We did a speed test. It read 6mpbs.

Sunday morning, I texted to ask them to do another speed test. That read 10.1.

Why, I queried, would they bother upgrading and pay more in the process when it seemed evident there was no possibility of anywhere near any of the speeds being touted being met?

(For the record, the HFC cabling, laid for pay TV services, was not designed to deliver the internet. It certainly wasn’t designed to deliver internet services to 100 per cent of properties in an area. So capacity, when everyone is finally bludgeoned into switching over, is likely to loom as a major issue.)

I could easily conjure a mental picture of Telco execs crossing all their fingers and toes, desperately hoping that in peak times the whole thing doesn’t fall over because they care about their customers and are concerned about the reliability of the hodgepodge system with which they have to work.
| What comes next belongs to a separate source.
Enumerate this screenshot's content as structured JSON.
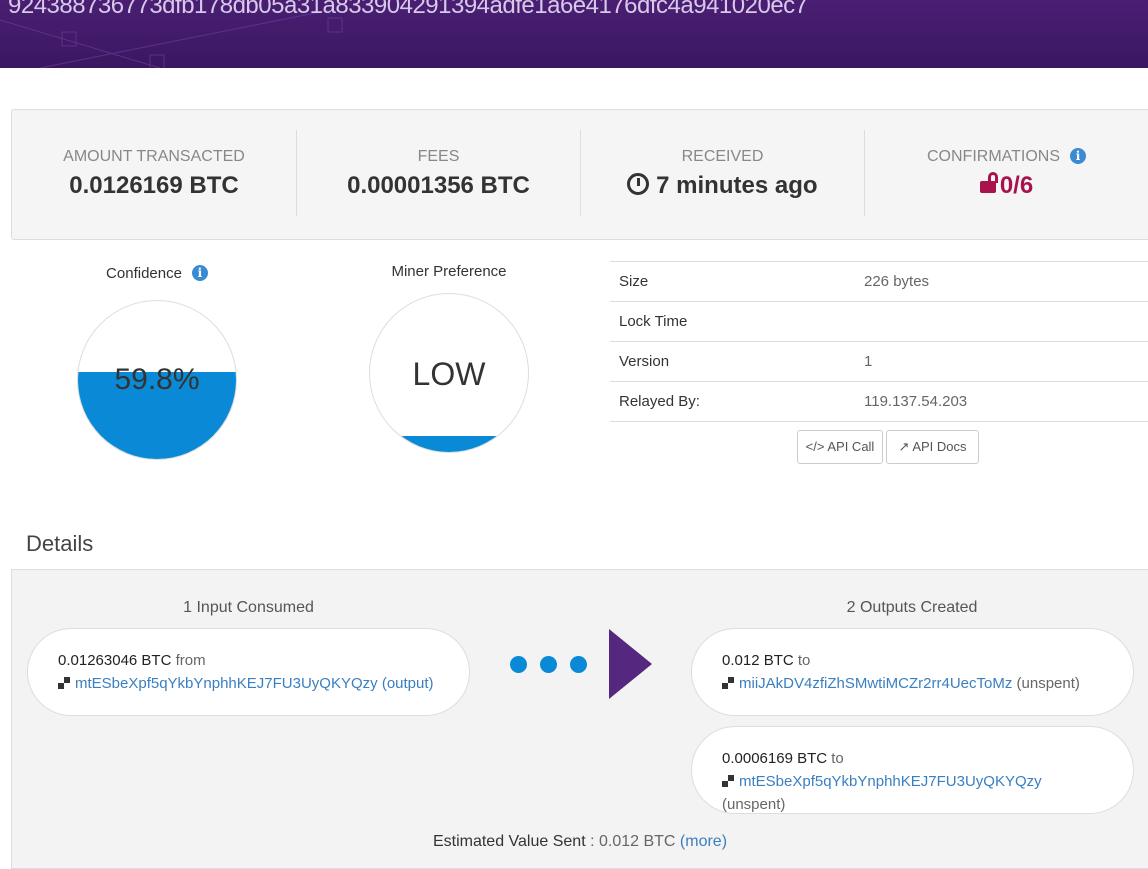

Except that, oh wait, these are the same people presumably authorising letters to go out containing lies about disconnection dates. And these are the same companies selling packages the speeds associated with which often cannot be met by the aforementioned dog’s breakfast, hybrid version of the NBN the Coalition Government cooked up that we’re now all being force fed, and never mind the increased oversight by the ACCC.

It’s difficult to think of another sector so beset by either or both private enterprise chicanery and federal government chumpery. Well, apart from, I suppose, the banking and finance sector, and aged care, and energy, and private health insurance, and vocational education …

Margaret Wenham is a columnist for The Courier-Mail.